The accurate structural determination of HGlyProOH, which is maintained in the crystal form, together with the observation of the n → π* interaction in the most abundant conformer in this simple dipeptide, confirms the importance of this interaction which could have considerable implications for protein structure. For example, it is known that formation of the triple helix conformation in collagen requires the presence of a repeated –Gly-X-Y– sequence, the most common sequence being –Gly-Pro-Hyp–, because of being the most stabilizing tripeptide unit for the triple helix conformation46,47,48,49. A consequence of this folding pattern is that only Gly is small enough to fit as every third residue in each polypeptide chain where the three chains pack nearby. The hydrogen bonds in the triple helix occur between –NH group of glycine from a polypeptide α-chain and the carbonyl (C = O) group of proline residues from another chain (N-H•••O = C). The results in this work show that in HGlyProOH the glycine and proline skeletons are maintained in the same plane, like in the crystal structure, and that the COOH group whose OH will be replaced by the next amino acid is stabilized by an n → π* interaction. This interaction not only could help to stabilize the peptide/protein, but it could also shape each peptide in a helicoidal arrangement due to the perpendicular and fixed disposition of the carboxylic group. Therefore, the presence of the carbonyl groups in these amino acids could serve not only to template the ideal backbone dihedral angles of the collagen triple helix, but also to rely on the effect attraction between adjacent backbone carbonyl groups through an n → π* interaction. Clearly, this structural adaptation allows a close association of the collagen fibers within the molecule, facilitating hydrogen bonding and the formation of intermolecular cross-links. It is interesting how the stabilization energy is, in fact, 0.77 kcal/mol. This interaction is so significant that, in a simple dipeptide, the structure with such an interaction is as stable as that structure with a hydrogen bond. Therefore, due to the isolated conditions of the gas phase, the results presented in this work are probably the most accurate ones to evaluate the importance of the stabilizing interactions, and are in line with the hypothesis and findings regarding the importance of the n → π* interactions4,7,50.

Methods

Experimental

A commercial sample of HGlyProOH was used without any further purification. A solid rod was prepared by pressing the compound’s fine powder mixed with a small amount of commercial binder and was placed in the ablation nozzle. A picosecond Nd:YAG laser (355 nm, 20 mJ per pulse, 20 ps pulse width) was used as a vaporization tool.

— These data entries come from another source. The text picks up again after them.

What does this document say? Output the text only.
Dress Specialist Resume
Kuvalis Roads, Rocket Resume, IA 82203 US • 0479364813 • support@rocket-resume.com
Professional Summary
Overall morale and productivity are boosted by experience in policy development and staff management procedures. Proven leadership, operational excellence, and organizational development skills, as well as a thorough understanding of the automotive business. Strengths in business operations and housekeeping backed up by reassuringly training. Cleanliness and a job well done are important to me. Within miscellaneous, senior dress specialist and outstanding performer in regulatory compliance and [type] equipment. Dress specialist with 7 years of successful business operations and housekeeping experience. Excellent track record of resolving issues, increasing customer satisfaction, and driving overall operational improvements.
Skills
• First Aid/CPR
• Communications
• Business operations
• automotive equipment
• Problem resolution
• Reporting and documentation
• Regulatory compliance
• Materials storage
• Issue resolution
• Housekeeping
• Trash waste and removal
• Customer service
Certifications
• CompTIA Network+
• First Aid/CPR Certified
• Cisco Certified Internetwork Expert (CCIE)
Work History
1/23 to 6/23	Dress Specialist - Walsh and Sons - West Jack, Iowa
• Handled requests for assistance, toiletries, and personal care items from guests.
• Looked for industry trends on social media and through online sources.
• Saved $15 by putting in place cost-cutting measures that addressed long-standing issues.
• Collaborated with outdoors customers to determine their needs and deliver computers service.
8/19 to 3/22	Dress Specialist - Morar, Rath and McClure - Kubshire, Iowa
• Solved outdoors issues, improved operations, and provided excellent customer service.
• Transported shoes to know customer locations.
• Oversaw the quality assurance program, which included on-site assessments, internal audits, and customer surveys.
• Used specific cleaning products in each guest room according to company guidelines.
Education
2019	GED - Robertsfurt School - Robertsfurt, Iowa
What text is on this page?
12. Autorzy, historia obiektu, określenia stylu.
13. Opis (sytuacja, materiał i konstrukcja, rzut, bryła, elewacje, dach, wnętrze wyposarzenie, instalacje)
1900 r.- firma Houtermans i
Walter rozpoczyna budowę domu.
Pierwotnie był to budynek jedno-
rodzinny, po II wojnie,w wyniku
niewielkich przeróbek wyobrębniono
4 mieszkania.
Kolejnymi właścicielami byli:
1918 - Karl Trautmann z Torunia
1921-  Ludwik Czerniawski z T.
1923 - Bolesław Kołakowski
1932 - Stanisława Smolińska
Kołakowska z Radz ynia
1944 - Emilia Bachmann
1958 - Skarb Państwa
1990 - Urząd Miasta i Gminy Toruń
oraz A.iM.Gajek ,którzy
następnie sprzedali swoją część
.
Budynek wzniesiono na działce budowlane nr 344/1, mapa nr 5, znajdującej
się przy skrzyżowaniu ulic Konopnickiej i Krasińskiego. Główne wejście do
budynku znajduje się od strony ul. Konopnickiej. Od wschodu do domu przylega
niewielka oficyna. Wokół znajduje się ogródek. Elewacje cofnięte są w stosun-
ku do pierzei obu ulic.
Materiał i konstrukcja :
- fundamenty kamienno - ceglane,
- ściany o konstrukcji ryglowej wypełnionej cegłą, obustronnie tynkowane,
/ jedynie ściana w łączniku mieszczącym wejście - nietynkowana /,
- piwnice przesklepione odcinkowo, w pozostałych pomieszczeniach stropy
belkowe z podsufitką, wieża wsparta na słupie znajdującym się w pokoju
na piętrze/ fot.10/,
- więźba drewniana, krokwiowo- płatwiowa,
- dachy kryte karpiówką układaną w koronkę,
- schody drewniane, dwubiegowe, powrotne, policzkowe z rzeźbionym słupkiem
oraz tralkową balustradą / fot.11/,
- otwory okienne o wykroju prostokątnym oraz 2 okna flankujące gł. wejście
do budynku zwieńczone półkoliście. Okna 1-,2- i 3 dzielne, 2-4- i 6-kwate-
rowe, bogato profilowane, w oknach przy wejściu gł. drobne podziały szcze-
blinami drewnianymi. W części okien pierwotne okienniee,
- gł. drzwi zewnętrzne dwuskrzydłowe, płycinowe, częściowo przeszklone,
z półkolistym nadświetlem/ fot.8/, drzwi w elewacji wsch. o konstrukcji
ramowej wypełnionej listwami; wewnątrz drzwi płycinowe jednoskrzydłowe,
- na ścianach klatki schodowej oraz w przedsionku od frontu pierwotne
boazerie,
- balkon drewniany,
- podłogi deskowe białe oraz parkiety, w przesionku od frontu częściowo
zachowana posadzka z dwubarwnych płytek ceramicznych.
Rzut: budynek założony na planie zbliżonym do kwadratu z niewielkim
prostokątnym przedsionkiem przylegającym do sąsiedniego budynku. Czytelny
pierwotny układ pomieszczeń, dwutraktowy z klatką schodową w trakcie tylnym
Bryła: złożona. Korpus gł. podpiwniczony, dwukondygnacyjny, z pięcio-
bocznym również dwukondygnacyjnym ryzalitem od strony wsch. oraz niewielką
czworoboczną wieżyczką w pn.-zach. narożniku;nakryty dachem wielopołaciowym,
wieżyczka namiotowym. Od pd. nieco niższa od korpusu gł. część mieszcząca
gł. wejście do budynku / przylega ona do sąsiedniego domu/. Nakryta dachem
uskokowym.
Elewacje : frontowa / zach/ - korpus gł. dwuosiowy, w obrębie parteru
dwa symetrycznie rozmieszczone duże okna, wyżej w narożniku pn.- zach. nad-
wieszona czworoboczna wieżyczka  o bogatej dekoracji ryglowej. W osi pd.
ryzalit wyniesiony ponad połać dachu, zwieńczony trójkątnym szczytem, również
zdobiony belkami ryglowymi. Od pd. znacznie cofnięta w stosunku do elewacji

Products of the laser ablation were supersonically expanded using the flow of carrier gas (Ne, 8 bar) and characterized by chirped pulse and molecular beam Fourier transform microwave spectroscopies (LA-CP-FTMW, LA-MB-FTMW), using a recently constructed instrument38 dedicated to maximizing its performance from 2 to 8 GHz. It is ideal to record the rotational spectrum of large molecules such as HGlyProOH providing the high resolution necessary to analyze the hyperfine structure due to the presence of several 14N nuclei in the molecule.

Simulations

Geometry optimizations of HGlyProOH were done using Gaussian suite programs51. The model of choice was the Møller–Plesset (MP2) perturbation theory in the frozen core approximation, with the Pople’s 6-311++G(d,p) basis set. Frequency calculations were also computed to ensure that the optimized geometries are true minima and to calculate the Gibbs free energies. The NBO analysis was also done using the same program and the value for the n → π* interaction is taken from the second-order perturbation theory for the donor–acceptor interaction. See ref. 44 and references therein for more details.